How far can this rally run?

Preface: Explaining our market timing models

We maintain several market timing models, each with differing time horizons. The “Ultimate Market Timing Model” is a long-term market timing model based on the research outlined in our post, Building the ultimate market timing model. This model tends to generate only a handful of signals each decade.


The Trend Asset Allocation Model is an asset allocation model that applies trend-following principles based on the inputs of global stock and commodity prices. This model has a shorter time horizon and tends to turn over about 4-6 times a year. The performance and full details of a model portfolio based on the out-of-sample signals of the Trend Model can be found here.



My inner trader uses a trading model, which is a blend of price momentum (is the Trend Model becoming more bullish, or bearish?) and overbought/oversold extremes (don’t buy if the trend is overbought, and vice versa). Subscribers receive real-time alerts of model changes, and a hypothetical trading record of the email alerts is updated weekly here. The hypothetical trading record of the trading model of the real-time alerts that began in March 2016 is shown below.



The latest signals of each model are as follows:

  • Ultimate market timing model: Buy equities (Last changed from “sell” on 28-Jul-2023)
  • Trend Model signal: Bullish (Last changed from “neutral” on 28-Jul-2023)
  • Trading model: Neutral (Last changed from “bullish” on 14-Nov-2023)

Update schedule: I generally update model readings on my site on weekends. I am also on X/Twitter at @humblestudent. Subscribers receive real-time alerts of trading model changes, and a hypothetical trading record of those email alerts is shown here.

Subscribers can access the latest signal in real time here.

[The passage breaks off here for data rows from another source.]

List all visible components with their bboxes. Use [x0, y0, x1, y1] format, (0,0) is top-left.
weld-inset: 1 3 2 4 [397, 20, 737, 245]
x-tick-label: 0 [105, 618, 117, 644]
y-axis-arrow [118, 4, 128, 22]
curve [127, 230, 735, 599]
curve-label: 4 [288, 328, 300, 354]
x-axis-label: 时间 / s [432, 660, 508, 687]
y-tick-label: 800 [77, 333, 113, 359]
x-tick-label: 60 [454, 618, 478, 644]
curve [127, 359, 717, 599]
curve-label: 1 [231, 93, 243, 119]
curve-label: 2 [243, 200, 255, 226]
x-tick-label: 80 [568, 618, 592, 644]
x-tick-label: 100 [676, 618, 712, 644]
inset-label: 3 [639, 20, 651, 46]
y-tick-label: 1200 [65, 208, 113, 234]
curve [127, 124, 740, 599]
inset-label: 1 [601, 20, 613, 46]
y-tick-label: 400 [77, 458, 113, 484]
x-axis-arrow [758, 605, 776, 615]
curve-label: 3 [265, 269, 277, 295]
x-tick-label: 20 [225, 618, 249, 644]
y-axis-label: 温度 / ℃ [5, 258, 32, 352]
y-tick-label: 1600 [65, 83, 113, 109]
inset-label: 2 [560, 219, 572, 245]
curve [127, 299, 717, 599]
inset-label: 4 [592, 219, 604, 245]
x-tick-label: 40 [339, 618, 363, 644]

An extraordinary price surge

The S&P 500 rally off the bottom in late October has been extraordinary. It resolved itself in a Zweig Breadth Thrust buy signal and four price gaps that likely won’t be filled. Classical chartists would characterize them as breakaway gaps indicating strong price momentum.


How far can this rally run?


Breakaway gaps

For some context on the price momentum that generated four consecutive price gaps in a short period, Jason Goepfert of SentimenTrader made a study of such events. While the sample size is relatively small (n=9), past returns of four unfilled price gaps showed very bullish results.


Price momentum can be thought of as “the stock market will continue to rally once it’s started rising”, while the price momentum factor is “stocks that outperform will continue to outperform”, regardless of market direction. Not only is the market’s price momentum strong, but the renewed performance of the price momentum factor also underscores the strength of this rally. The accompanying chart shows the relative performance of different price momentum factor ETFs, which have begun to beat the market in the last month.



Estimating upside potential

Under these circumstances, how should investors estimate upside potential? At what point should they take profits?


The point and figure chart offers some perspective from a longer-term point of view. Using different box sizes, the point and figure chart of the S&P 500 shows measured objectives in the 5300 range, which represents an upside potential of roughly 18%.



The point and figure chart of the NASDAQ Composite shows an even more impressive measured objective representing upside potential of over 20%.



Using the same technique, the upside potential for the Russell 2000, which is lagging the S&P 500, is similar to the S&P 500 at about 17%.



Unfortunately, the one drawback of point and figure charting is it’s silent on time horizon. While measured objectives are useful, it’s difficult to form realistic expectations of how long it will take to achieve those price objectives.



Sell signal triggers

For traders with shorter time horizons, I can offer a few indicators that can trigger a “take profit” warning.


The accompanying weekly chart shows the NYSE McClellan Summation Index (NYSI, middle panel). NYSI rebounded from a near oversold condition. If history is any guide, the rally will start to peter out when the stochastic (bottom panel) becomes overbought.



Here is the NASDAQ McClellan Summation Index (NASI). NASI reached an extreme oversold condition of under -1000 and bounced. Such severely oversold episodes have marked major market bottoms in the past, and the rally hasn’t ended until the stochastic becomes overbought. The NASI rebound from such an oversold extreme consequently results in my belief that megacap growth stocks will lead to the upside in this rally.